Warisan Salaf
Warisan Salaf

kenalilah 7 pembatal puasa (syaikh muhammad bin shalih al-utsaimin)

11 tahun yang lalu
baca 9 menit
Kenalilah 7 Pembatal Puasa (Syaikh Muhammad bin Shalih Al-Utsaimin)
image_pdfimage_print

maaf_lagi_puasa_kompas

Para pembaca rahimakumullah, pada kesempatan kali ini, marilah kita mengenali tujuh pembatal puasa yang telah dijabarkan oleh Syaikh Muhammad bin Shalih Al-Utsaimin dalam tulisan beliau berjudul Majalis Syahri Ramadhan. Pada pertemuan keempat, Syaikh Al-Utsaimin menjelaskan secara gamblang apa saja perkara-perkara yang dapat membatalkan puasa dan juga konsekuensi yang didapat oleh pelakunya. Berikut penjelasan beliau:

Saudaraku fillah, Allah Ta’ala berfirman,

{فالآن باشروهن وابتغوا ما كتب الله لكم وكلوا واشربوا حتى يتبين لكم الخيط الأبيض من الخيط الأسود من الفجر ثم أتموا الصيام إلى الليل}

Maka sekarang campurilah mereka dan ikutilah apa yang telah ditetapkan Allah untukmu, dan Makan minumlah hingga terang bagimu benang putih dari benang hitam, Yaitu fajar. kemudian sempurnakanlah puasa itu sampai (datang) malam” (QS. Al Baqarah:187)

Allah menyebutkan dalam ayat ini pokok-pokok pembatal puasa, dan Nabi Shallallahu ‘alaihi wa Sallam menyempurnakan penjelasannya dalam hadits-hadits beliau. Dan pembatal puasa ada tujuh macam:

Pertama: Jima’, yaitu masuknya dzakar ke dalam farji. Ini adalah pembatal yang dosanya paling besar.

  • Kapan saja seorang yang berpuasa melakukan hubungan dengan isterinya maka puasanya batal, baik itu puasa wajib atau puasa sunnah.
  • Jika hal itu dilakukan di siang hari ramadhan dan puasanya adalah puasa wajib, maka harus diganti dan membayar kaffaroh mugholazhoh; yaitu membebaskan budak, jika tidak menemukan budak bisa dengan puasa dua bulan berturut-turut, tidak boleh bolong walaupun satu hari selama dua bulan tersebut kecuali ada udzur syar’i seperti bertepatan dengan hari ‘Iedul Fithri, I’edul Adha, dan hari tasyriq yang ada larangan berpuasa. Atau karena udzur hissi, seperti jatuh sakit atau safar yang tidak dibuat-buat hanya untuk berbuka. Tetapi bila dia berbuka tanpa udzur walaupun satu hari saja maka harus mengulang dari awal lagi.
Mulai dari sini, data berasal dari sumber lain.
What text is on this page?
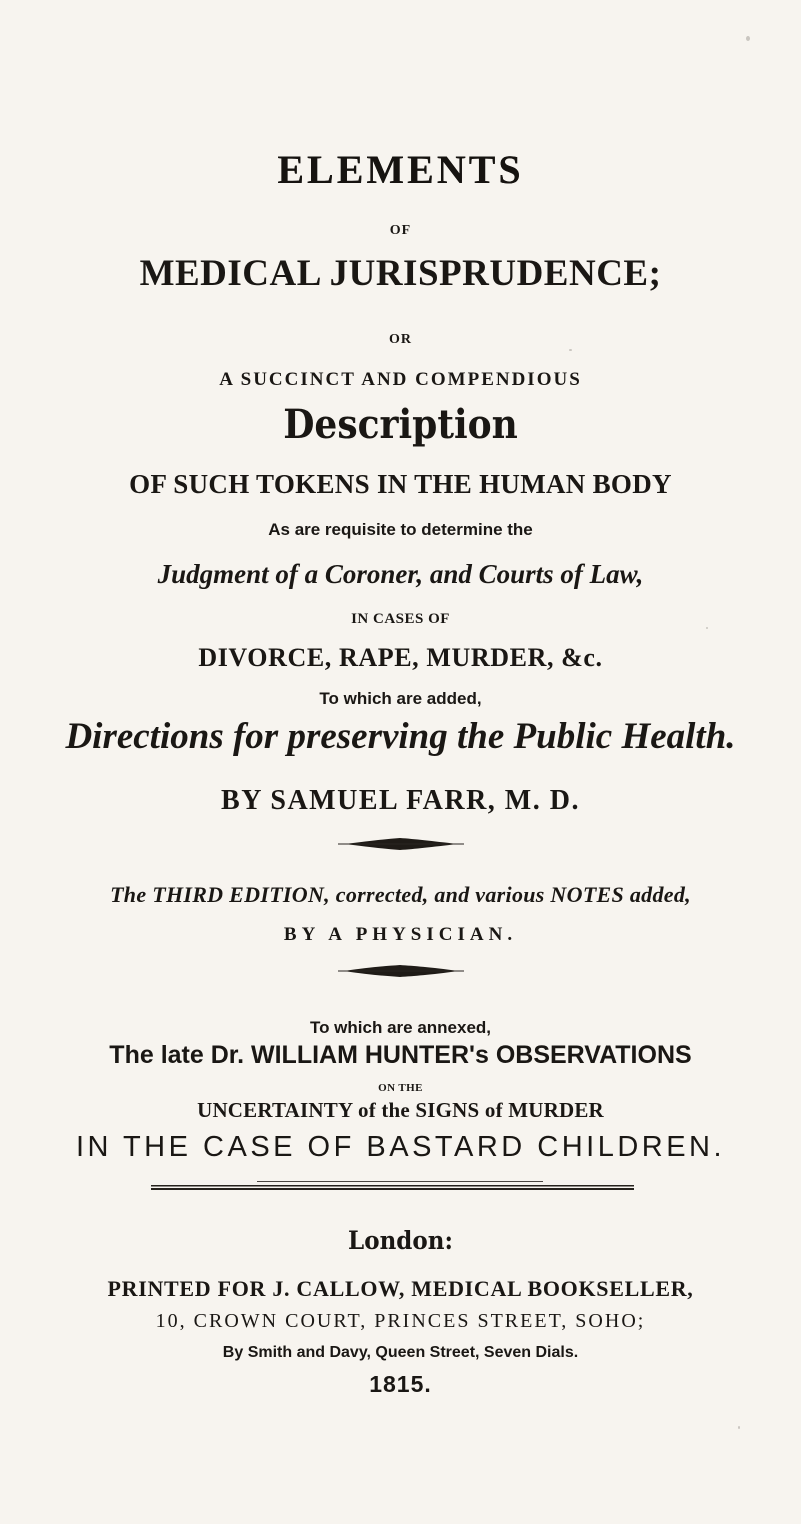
ELEMENTS
OF
MEDICAL JURISPRUDENCE;
OR
A SUCCINCT AND COMPENDIOUS
Description
OF SUCH TOKENS IN THE HUMAN BODY
As are requisite to determine the
Judgment of a Coroner, and Courts of Law,
IN CASES OF
DIVORCE, RAPE, MURDER, &c.
To which are added,
Directions for preserving the Public Health.
BY SAMUEL FARR, M. D.
The THIRD EDITION, corrected, and various NOTES added,
BY A PHYSICIAN.
To which are annexed,
The late Dr. WILLIAM HUNTER's OBSERVATIONS
ON THE
UNCERTAINTY of the SIGNS of MURDER
IN THE CASE OF BASTARD CHILDREN.
London:
PRINTED FOR J. CALLOW, MEDICAL BOOKSELLER,
10, CROWN COURT, PRINCES STREET, SOHO;
By Smith and Davy, Queen Street, Seven Dials.
1815.
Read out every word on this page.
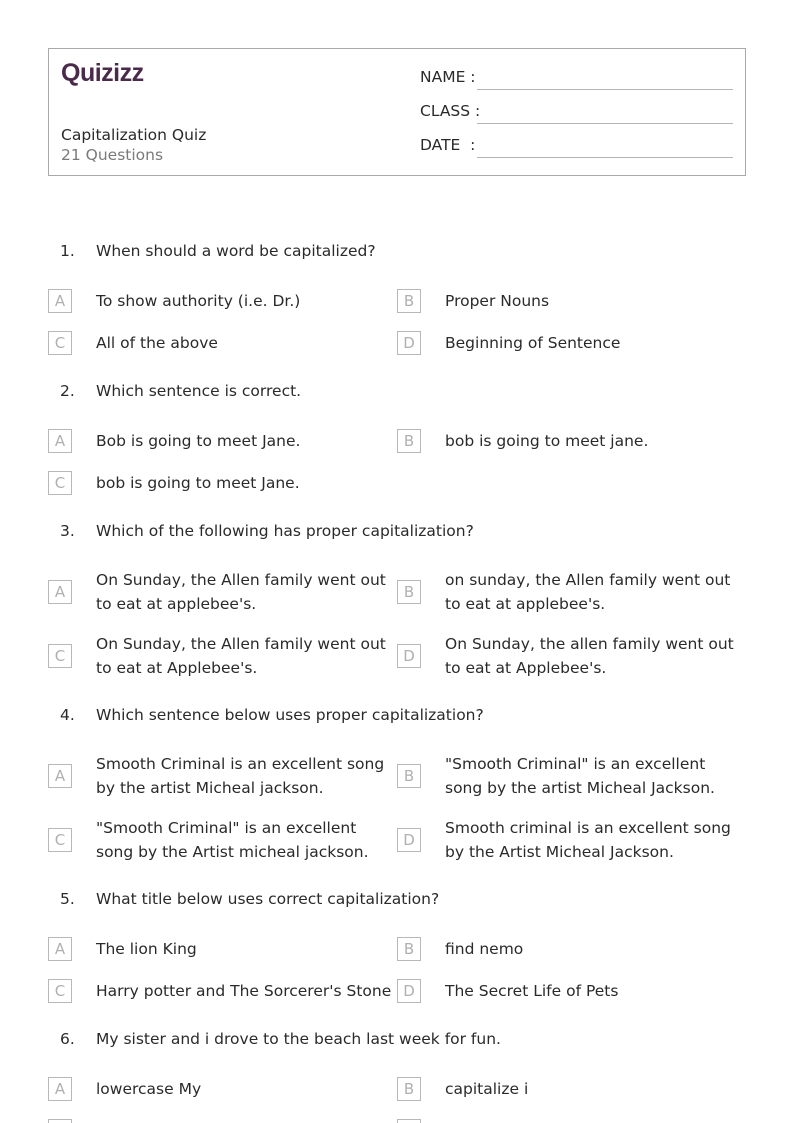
Quizizz
Capitalization Quiz
21 Questions
NAME :
CLASS :
DATE  :
1. When should a word be capitalized?
A	To show authority (i.e. Dr.)	B	Proper Nouns
C	All of the above	D	Beginning of Sentence
2. Which sentence is correct.
A	Bob is going to meet Jane.	B	bob is going to meet jane.
C	bob is going to meet Jane.
3. Which of the following has proper capitalization?
A
On Sunday, the Allen family went out to eat at applebee's.
B
on sunday, the Allen family went out to eat at applebee's.
C
On Sunday, the Allen family went out to eat at Applebee's.
D
On Sunday, the allen family went out to eat at Applebee's.
4. Which sentence below uses proper capitalization?
A
Smooth Criminal is an excellent song by the artist Micheal jackson.
B
"Smooth Criminal" is an excellent song by the artist Micheal Jackson.
C
"Smooth Criminal" is an excellent song by the Artist micheal jackson.
D
Smooth criminal is an excellent song by the Artist Micheal Jackson.
5. What title below uses correct capitalization?
A	The lion King	B	find nemo
C	Harry potter and The Sorcerer's Stone D	The Secret Life of Pets
6. My sister and i drove to the beach last week for fun.
A	lowercase My	B	capitalize i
Apabila tidak mampu berpuasa selama dua bulan berturut-turut maka dengan memberi makan enam puluh orang miskin. Setiap orang miskin mendapat jatah setengah kilo sepuluh gram gandum yang baik. Boleh juga dengan beras tapi harus disesuaikan timbangannya, jika beras jenis barangnya lebih berat dari gandum maka ditambahkan takarannya sesuai dengan gandum, jika lebih ringan maka dikurangi takarannya. Dalam sebuah hadits, bahwasanya ada seorang shahabat yang telah melakukan hubungan dengan isterinya di (siang) ramadhan. Lalu dia meminta fatwa kepada Nabi Shallallahu ‘alaihi wa Sallam, maka beliau berkata, “Apakah kamu mendapati budak (untuk dibebaskan)?” orang tadi menjawab, tidak ada. Beliau melanjutkan, “apakah kamu mampu berpuasa dua bulan (berturut-turut)?” orang tadi menjawab, tidak mampu. Kemudian beliau berkata, “kalau begitu berilah makan enam puluh orang miskin.” (HR. Muslim)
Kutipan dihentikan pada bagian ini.